Let's assume the two positive numbers as x and y.
According to the problem, the difference between the two positive numbers is 3. So, we can write the equation as:
x - y = 3 ----(Equation 1)
The sum of the squares of the numbers is 89. So, we can write the equation as:
x^2 + y^2 = 89 ----(Equation 2)
We now have a system of two equations (Equation 1 and Equation 2) which we can solve simultaneously to find the values of x and y.

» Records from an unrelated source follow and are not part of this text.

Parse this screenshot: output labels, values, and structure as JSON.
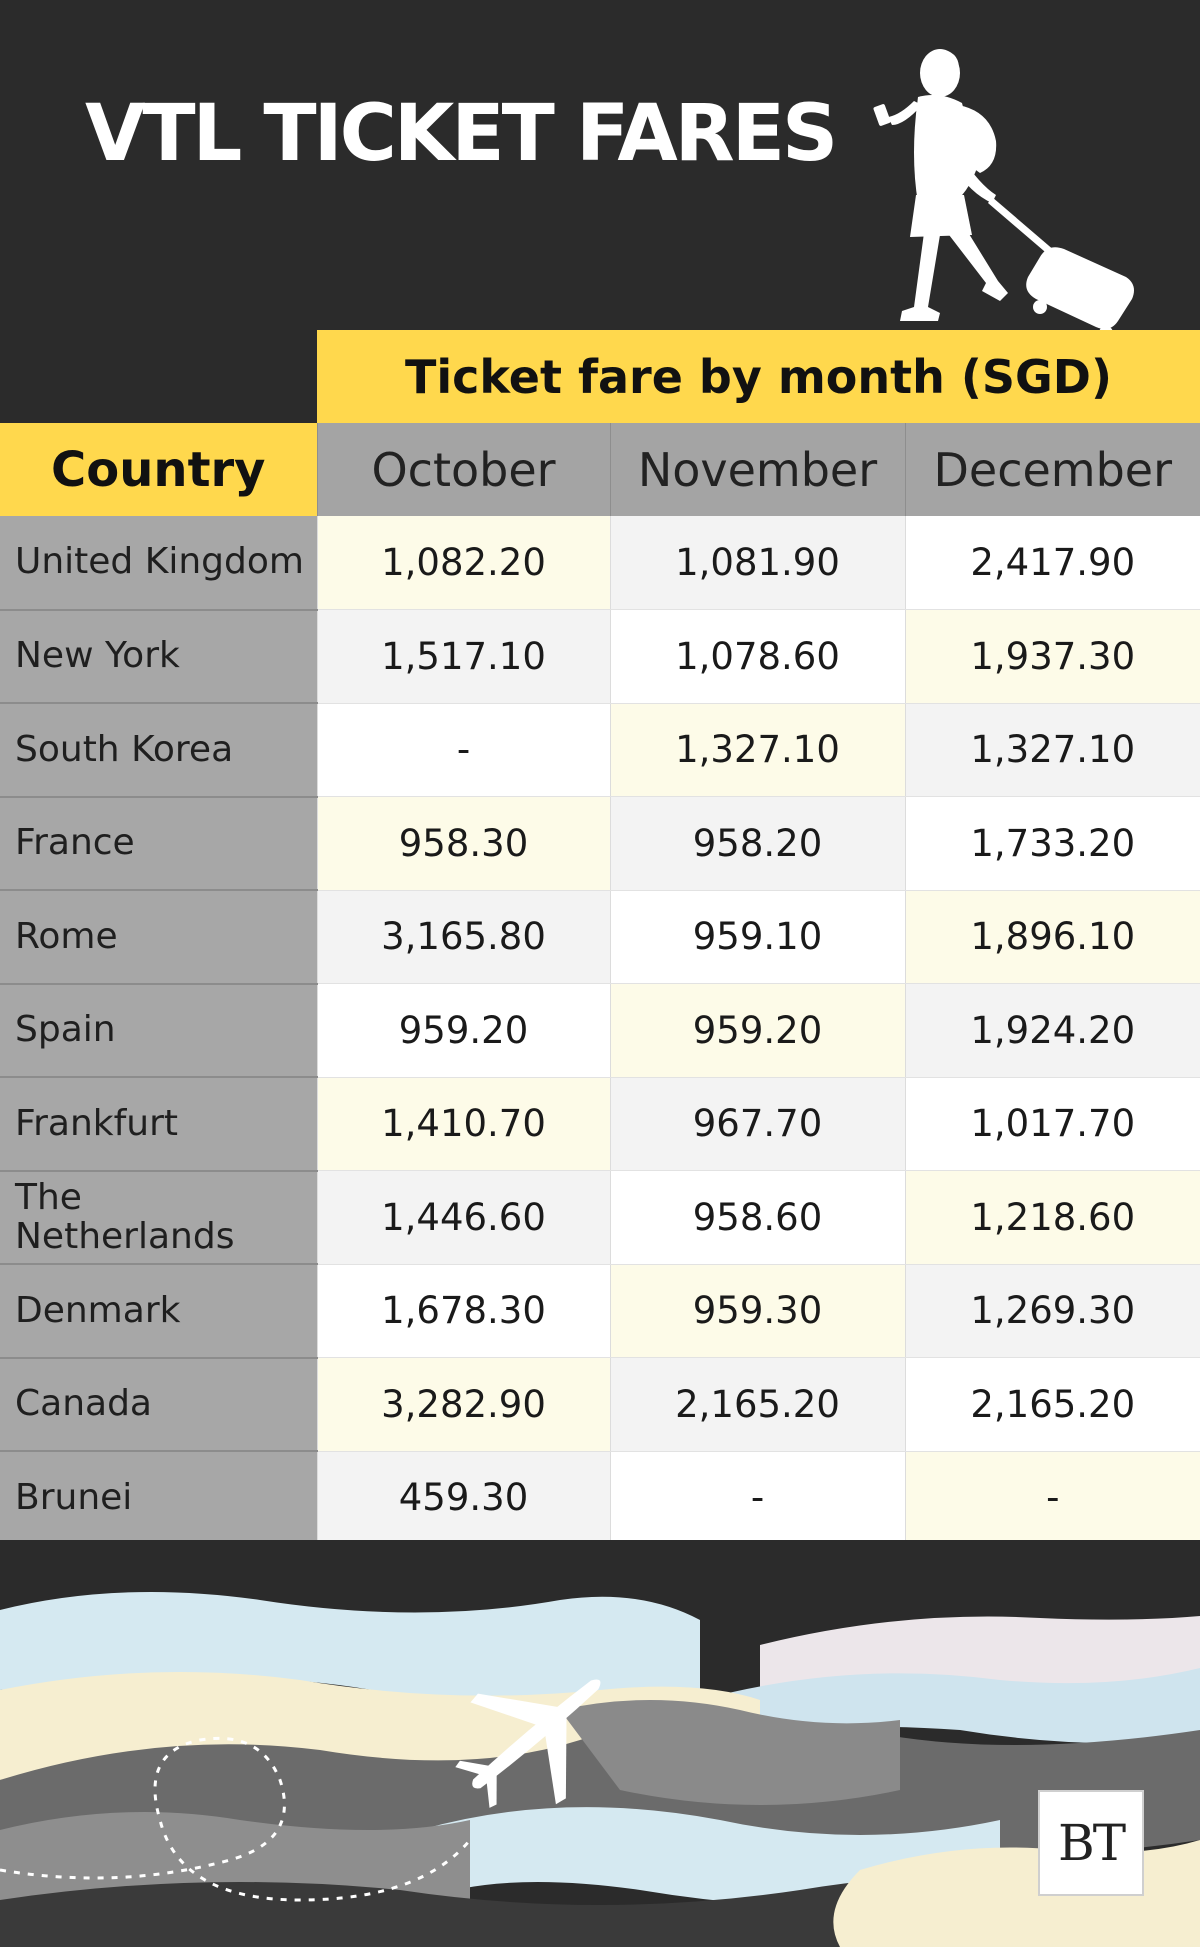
{
  "title": "VTL TICKET FARES",
  "chart_data": {
    "type": "table",
    "group_header": "Ticket fare by month (SGD)",
    "row_header": "Country",
    "columns": [
      "October",
      "November",
      "December"
    ],
    "rows": [
      {
        "country": "United Kingdom",
        "values": [
          "1,082.20",
          "1,081.90",
          "2,417.90"
        ],
        "bg": [
          "y",
          "g",
          "w"
        ]
      },
      {
        "country": "New York",
        "values": [
          "1,517.10",
          "1,078.60",
          "1,937.30"
        ],
        "bg": [
          "g",
          "w",
          "y"
        ]
      },
      {
        "country": "South Korea",
        "values": [
          "-",
          "1,327.10",
          "1,327.10"
        ],
        "bg": [
          "w",
          "y",
          "g"
        ]
      },
      {
        "country": "France",
        "values": [
          "958.30",
          "958.20",
          "1,733.20"
        ],
        "bg": [
          "y",
          "g",
          "w"
        ]
      },
      {
        "country": "Rome",
        "values": [
          "3,165.80",
          "959.10",
          "1,896.10"
        ],
        "bg": [
          "g",
          "w",
          "y"
        ]
      },
      {
        "country": "Spain",
        "values": [
          "959.20",
          "959.20",
          "1,924.20"
        ],
        "bg": [
          "w",
          "y",
          "g"
        ]
      },
      {
        "country": "Frankfurt",
        "values": [
          "1,410.70",
          "967.70",
          "1,017.70"
        ],
        "bg": [
          "y",
          "g",
          "w"
        ]
      },
      {
        "country": "The Netherlands",
        "values": [
          "1,446.60",
          "958.60",
          "1,218.60"
        ],
        "bg": [
          "g",
          "w",
          "y"
        ]
      },
      {
        "country": "Denmark",
        "values": [
          "1,678.30",
          "959.30",
          "1,269.30"
        ],
        "bg": [
          "w",
          "y",
          "g"
        ]
      },
      {
        "country": "Canada",
        "values": [
          "3,282.90",
          "2,165.20",
          "2,165.20"
        ],
        "bg": [
          "y",
          "g",
          "w"
        ]
      },
      {
        "country": "Brunei",
        "values": [
          "459.30",
          "-",
          "-"
        ],
        "bg": [
          "g",
          "w",
          "y"
        ]
      }
    ]
  },
  "logo": "BT",
  "icons": {
    "traveler": "traveler-with-suitcase-icon",
    "airplane": "airplane-icon"
  },
  "colors": {
    "background": "#2b2b2b",
    "header_yellow": "#ffd84d",
    "country_gray": "#a7a7a7",
    "month_gray": "#a4a4a4",
    "cell_white": "#ffffff",
    "cell_light_gray": "#f3f3f3",
    "cell_yellow": "#fdfbe8"
  }
}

Method 1: Substitution Method
We can solve Equation 1 for x and substitute it into Equation 2:
x = y + 3
(y + 3)^2 + y^2 = 89
Expanding and simplifying:
y^2 + 6y + 9 + y^2 = 89
2y^2 + 6y + 9 = 89
2y^2 + 6y - 80 = 0
Now, we have a quadratic equation in standard form. To solve it, we can factor or use the quadratic formula. Factoring might be a bit challenging for this particular equation, so let's use the quadratic formula:
y = (-b ± √(b^2 - 4ac)) / (2a)
Here, a = 2, b = 6, and c = -80.
y = (-6 ± √(6^2 - 4(2)(-80))) / (2(2))
Solving the quadratic formula gives us two values of y:
y1 = (-6 + √496) / 4 ≈ 6.24
y2 = (-6 - √496) / 4 ≈ -10.74 (extraneous solution since it's given that the numbers are positive)
Now we can substitute the value of y back into Equation 1 to find x:
x - (6.24) = 3
x ≈ 9.24
Thus, the two positive numbers are approximately 6.24 and 9.24.
Method 2: Elimination Method
We can eliminate one variable by squaring both sides of Equation 1:
(x - y)^2 = (3)^2
x^2 - 2xy + y^2 = 9 ----(Equation 3)
Subtracting Equation 3 from Equation 2, we get:
(x^2 + y^2) - (x^2 - 2xy + y^2) = 89 - 9
4xy = 80
xy = 20 ----(Equation 4)
Now, we have two equations (Equation 1 and Equation 4) with two variables, x and y. We can solve this system of equations.
From Equation 4, we have xy = 20. Substituting this value in Equation 1, we get:
x - y = 3
x = y + 3
Now we can substitute the value of x in terms of y in Equation 4:
(y + 3)y = 20
y^2 + 3y - 20 = 0
Now, we have another quadratic equation in standard form. We can factor or use the quadratic formula to solve it:
(y + 5)(y - 4) = 0
y = -5 or y = 4
Since it is given that the numbers are positive, we can ignore the negative solution, y = -5.
Now we can substitute the value of y in Equation 1 to find x:
x - (4) = 3
x = 7
Thus, the two positive numbers are 4 and 7.
Therefore, the two solutions to the problem are approximately 6.24 and 9.24 OR 4 and 7.